Ah, summertime. Hopefully for most of us, the office starts to relax a little bit, and we can take some time off and enjoy the weather. Unfortunately for this summer, the weather has been a little more intense than I remember. Here in Washington DC, this summer has been H.O.T. HOT! And while I usually enjoy a good thunderstorm every once and a while (great for napping!), I can’t say I’ve cared for the crazy storms we’ve had.
That’s because a few weeks ago, we experienced some violent storms that left many thousands of houses in the Virginia/DC/Baltimore area without power.
What I found interesting was how my roommates and I reacted when lights went out. Instead of calling our local utility first, we all reached for our smart phones and we turned to twitter to see how far spread this problem was. Once we figured out how large the problem was, we periodically checked various sources for updates and looked up what we should do to deal with the situation.
Luckily, my roommates and I only had to play a few games of monopoly via candlelight because power came back on after two days. My mom and many other residents in the area weren’t so lucky. But whether we were stuck without power for a few hours or a few days, most of us had the same questions on our minds. Who else lost power? When will the power come back on? How am I going to survive without air conditioning? Should I eat all of the ice cream in my freezer before it melts????
If you boil down these questions, all I was searching for was a few basic information needs: the scope of the problem and how to cope.
For our members in the utilities space, blackouts and power outages pose a major communications challenge. Nobody said communicating to people who really dislike your company at the moment was easy. Here are a few tips that could help during the next power outage:
- Don’t leave your customers in the dark (pun very much intended)

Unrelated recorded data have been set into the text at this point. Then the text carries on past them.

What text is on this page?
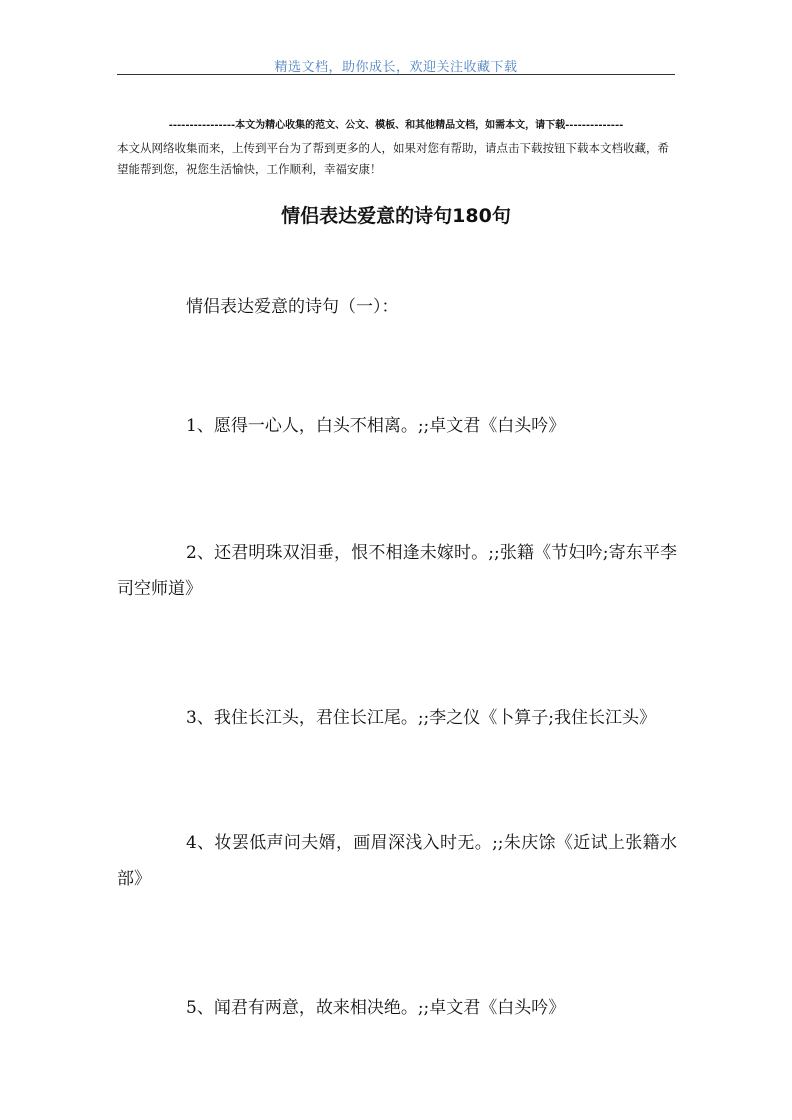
精选文档，助你成长，欢迎关注收藏下载
----------------本文为精心收集的范文、公文、模板、和其他精品文档，如需本文，请下载--------------
本文从网络收集而来，上传到平台为了帮到更多的人，如果对您有帮助，请点击下载按钮下载本文档收藏，希望能帮到您，祝您生活愉快，工作顺利，幸福安康！
情侣表达爱意的诗句180句
情侣表达爱意的诗句（一）：
1、愿得一心人，白头不相离。;;卓文君《白头吟》
2、还君明珠双泪垂，恨不相逢未嫁时。;;张籍《节妇吟;寄东平李司空师道》
3、我住长江头，君住长江尾。;;李之仪《卜算子;我住长江头》
4、妆罢低声问夫婿，画眉深浅入时无。;;朱庆馀《近试上张籍水部》
5、闻君有两意，故来相决绝。;;卓文君《白头吟》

This step is table stakes during any crisis. Stakeholders demand instant information from you so you need to make sure you communicate regularly and quickly. Often, this is simply letting your stakeholders know you are aware of the situation and you are doing everything you can to resolve it. Stay ahead of developments and provide timelines whenever possible. If the problem will take longer to fix than expected, let your customers know why.

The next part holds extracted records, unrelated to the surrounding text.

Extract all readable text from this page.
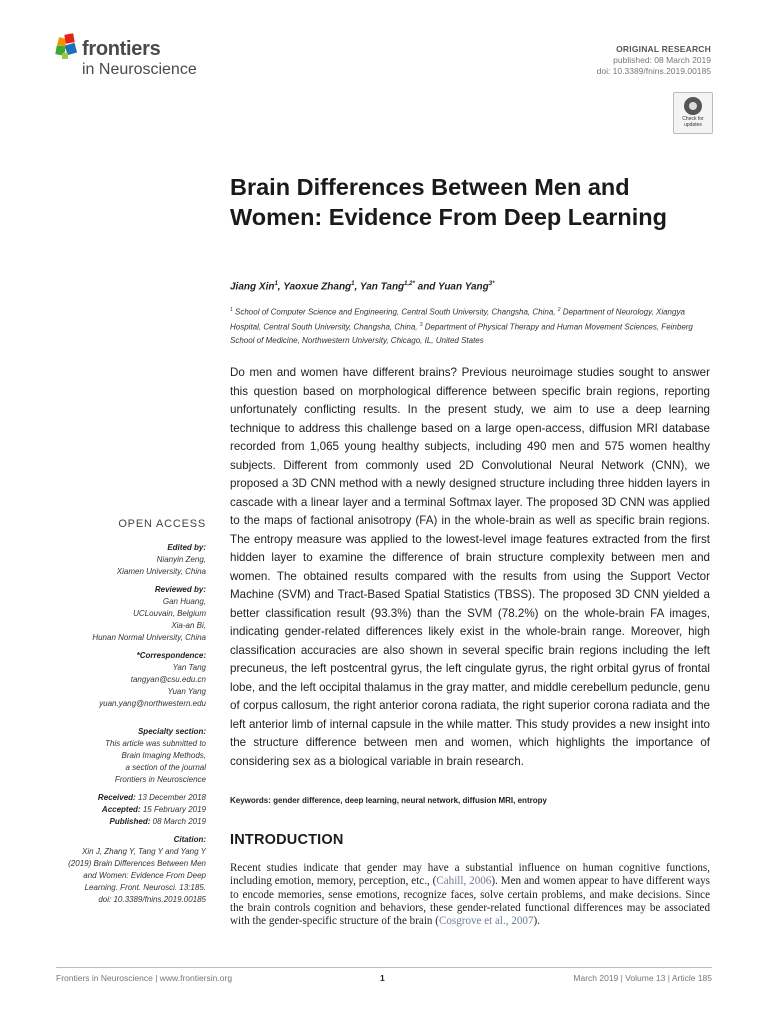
frontiers
in Neuroscience
ORIGINAL RESEARCH
published: 08 March 2019
doi: 10.3389/fnins.2019.00185
Check for updates
Brain Differences Between Men and Women: Evidence From Deep Learning
Jiang Xin$^1$, Yaoxue Zhang$^1$, Yan Tang$^{1,2*}$ and Yuan Yang$^{3*}$
$^1$ School of Computer Science and Engineering, Central South University, Changsha, China, $^2$ Department of Neurology, Xiangya Hospital, Central South University, Changsha, China, $^3$ Department of Physical Therapy and Human Movement Sciences, Feinberg School of Medicine, Northwestern University, Chicago, IL, United States
Do men and women have different brains? Previous neuroimage studies sought to answer this question based on morphological difference between specific brain regions, reporting unfortunately conflicting results. In the present study, we aim to use a deep learning technique to address this challenge based on a large open-access, diffusion MRI database recorded from 1,065 young healthy subjects, including 490 men and 575 women healthy subjects. Different from commonly used 2D Convolutional Neural Network (CNN), we proposed a 3D CNN method with a newly designed structure including three hidden layers in cascade with a linear layer and a terminal Softmax layer. The proposed 3D CNN was applied to the maps of factional anisotropy (FA) in the whole-brain as well as specific brain regions. The entropy measure was applied to the lowest-level image features extracted from the first hidden layer to examine the difference of brain structure complexity between men and women. The obtained results compared with the results from using the Support Vector Machine (SVM) and Tract-Based Spatial Statistics (TBSS). The proposed 3D CNN yielded a better classification result (93.3%) than the SVM (78.2%) on the whole-brain FA images, indicating gender-related differences likely exist in the whole-brain range. Moreover, high classification accuracies are also shown in several specific brain regions including the left precuneus, the left postcentral gyrus, the left cingulate gyrus, the right orbital gyrus of frontal lobe, and the left occipital thalamus in the gray matter, and middle cerebellum peduncle, genu of corpus callosum, the right anterior corona radiata, the right superior corona radiata and the left anterior limb of internal capsule in the while matter. This study provides a new insight into the structure difference between men and women, which highlights the importance of considering sex as a biological variable in brain research.
OPEN ACCESS
Edited by:
Nianyin Zeng,
Xiamen University, China
Reviewed by:
Gan Huang,
UCLouvain, Belgium
Xia-an Bi,
Hunan Normal University, China
*Correspondence:
Yan Tang
tangyan@csu.edu.cn
Yuan Yang
yuan.yang@northwestern.edu
Specialty section:
This article was submitted to
Brain Imaging Methods,
a section of the journal
Frontiers in Neuroscience
Received: 13 December 2018
Accepted: 15 February 2019
Published: 08 March 2019
Citation:
Xin J, Zhang Y, Tang Y and Yang Y
(2019) Brain Differences Between Men
and Women: Evidence From Deep
Learning. Front. Neurosci. 13:185.
doi: 10.3389/fnins.2019.00185
Keywords: gender difference, deep learning, neural network, diffusion MRI, entropy
INTRODUCTION
Recent studies indicate that gender may have a substantial influence on human cognitive functions, including emotion, memory, perception, etc., (Cahill, 2006). Men and women appear to have different ways to encode memories, sense emotions, recognize faces, solve certain problems, and make decisions. Since the brain controls cognition and behaviors, these gender-related functional differences may be associated with the gender-specific structure of the brain (Cosgrove et al., 2007).
Frontiers in Neuroscience | www.frontiersin.org	1	March 2019 | Volume 13 | Article 185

- Understand how your customers find information
The biggest takeaway here from my experience is that a major chunk of your customer base won’t turn immediately to your company for information. Furthermore, they may look to non-obvious sources of information to find answers.
CEC members: see how Southwest found those non-obvious places their stakeholders were active.
- Help customers deal with the situation
After we knew our power wasn’t coming back any time soon, we found ourselves asking, “Well …what should we do now to make sure we’ll be OK without power?” Provide customers practical information on riding out a power outage. Should we keep our refrigerator closed so the food doesn’t spoil? Should we unplug electronics so they don’t fry when the power comes back on? Include the basics, but also teach customers something they didn’t know was important to do.
For our utility members out there, what works for you when there are power outages for your customers? Has anyone done anything creative?